Tratz and Hovy, EMNLP 2011
Contents
Citation
Stephen Tratz and Eduard Hovy. A Fast, Effective, Non-Projective, Semantically-Enriched Parser. EMNLP 2011.
Online Version
http://aclweb.org/anthology/D/D11/D11-1116.pdf
Summary
The gist of this Paper is that they took a fast, easy-first dependency parsing algorithm and made it a little bit better. "Easy-first" means that at each step of the algorithm you find the best scoring attachment and do that one, so you can implement the parsing algorithm in O(nlogn) time, which is really pretty good, considering standard constituency parsers are O(n^3). They have a slightly inefficient, but easier, implementation that actually runs in O(n^2) instead of O(nlogn), but it still can parse 75 sentences a second, with fully labeled dependencies, which is really quite impressive (I've used the Stanford dependency parser, and it was 1 sentence per second or two).
Methods
They made their baseline algorithm better by adding a step to handle non-projective dependencies (about 8% of the sentences in their data - the Penn treebank - had at least one non-projective link), by adding labels to the dependencies (the Stanford dependency labels plus some of their own tweaks), and by adding more features. Sadly, they say, "One of the key aspects of the parser is the complex set of features used," and then they don't actually describe their features in the paper, making the reader download and browse through their code to figure out what they are actually doing.
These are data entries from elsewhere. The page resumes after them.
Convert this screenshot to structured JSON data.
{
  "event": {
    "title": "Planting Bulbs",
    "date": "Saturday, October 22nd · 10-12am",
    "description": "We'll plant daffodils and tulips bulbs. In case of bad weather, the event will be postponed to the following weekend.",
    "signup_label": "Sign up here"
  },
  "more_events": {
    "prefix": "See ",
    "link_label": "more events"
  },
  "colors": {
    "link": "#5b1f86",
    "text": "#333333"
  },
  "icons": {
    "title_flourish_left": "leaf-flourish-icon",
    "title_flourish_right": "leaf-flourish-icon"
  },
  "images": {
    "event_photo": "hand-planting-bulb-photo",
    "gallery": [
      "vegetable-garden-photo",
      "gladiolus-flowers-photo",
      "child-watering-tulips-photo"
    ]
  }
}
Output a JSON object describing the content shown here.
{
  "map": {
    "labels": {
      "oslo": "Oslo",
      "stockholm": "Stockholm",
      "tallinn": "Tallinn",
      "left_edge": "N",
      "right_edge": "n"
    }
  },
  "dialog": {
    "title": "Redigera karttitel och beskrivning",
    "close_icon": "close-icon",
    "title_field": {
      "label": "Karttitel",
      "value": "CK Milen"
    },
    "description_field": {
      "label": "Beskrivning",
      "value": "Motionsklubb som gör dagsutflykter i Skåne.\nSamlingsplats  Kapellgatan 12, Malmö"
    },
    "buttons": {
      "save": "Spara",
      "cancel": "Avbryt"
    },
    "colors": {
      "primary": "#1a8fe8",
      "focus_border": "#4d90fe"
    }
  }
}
They train their model using a fairly typical structured perceptron, it looks like.
Experimental Results
Their results are impressive - they unquestionably beat all other algorithms they presented, using a fraction of the time. The Stanford dependency parser was noticeably missing from their presentation, however, and it wasn't clear to me why that was. They ended up with 93.7% unlabeled arc accuracy. The baseline was 91.2%, and almost all of the improvement came from the features that they failed to describe in the paper - without using the non-projective addition, only the extra features, they get 93.3%, only .4% lower than their full model. They do perform way better on non-projective arcs, though, going from 21.1% to 67.7% accuracy.
Other notes
The "Semantically-Enriched" part of their parser just meant, "and we can run some cool stuff at the end, too, to give you more information about the sentences." That's nice, but it seemed really orthogonal to the point of the paper, just taking up space that should have been devoted to describing their features that did so well. Their presentation about that was basically, "We used these other components that are explained in these other papers, and by the way, the accuracy is about the same as it was then."
Comment
Missing the comparison to Stanford Parser is a problem. They had a paper where they found their strategy (constituent parse, then rule-based dependency conversion), worked better than directly using a dependency parser -- though I suspect they compared to overly limited dependency parsers, at least according to the evaluations on their webpage. SDeps can be non-projective (and sometimes not even trees! depending what options you select), so maybe easy-first should be better than shift-reduce or MST parsers, because it is more flexible in the graph theoretic properties of the structures it can predict. --Brendan 18:13, 29 November 2011 (UTC)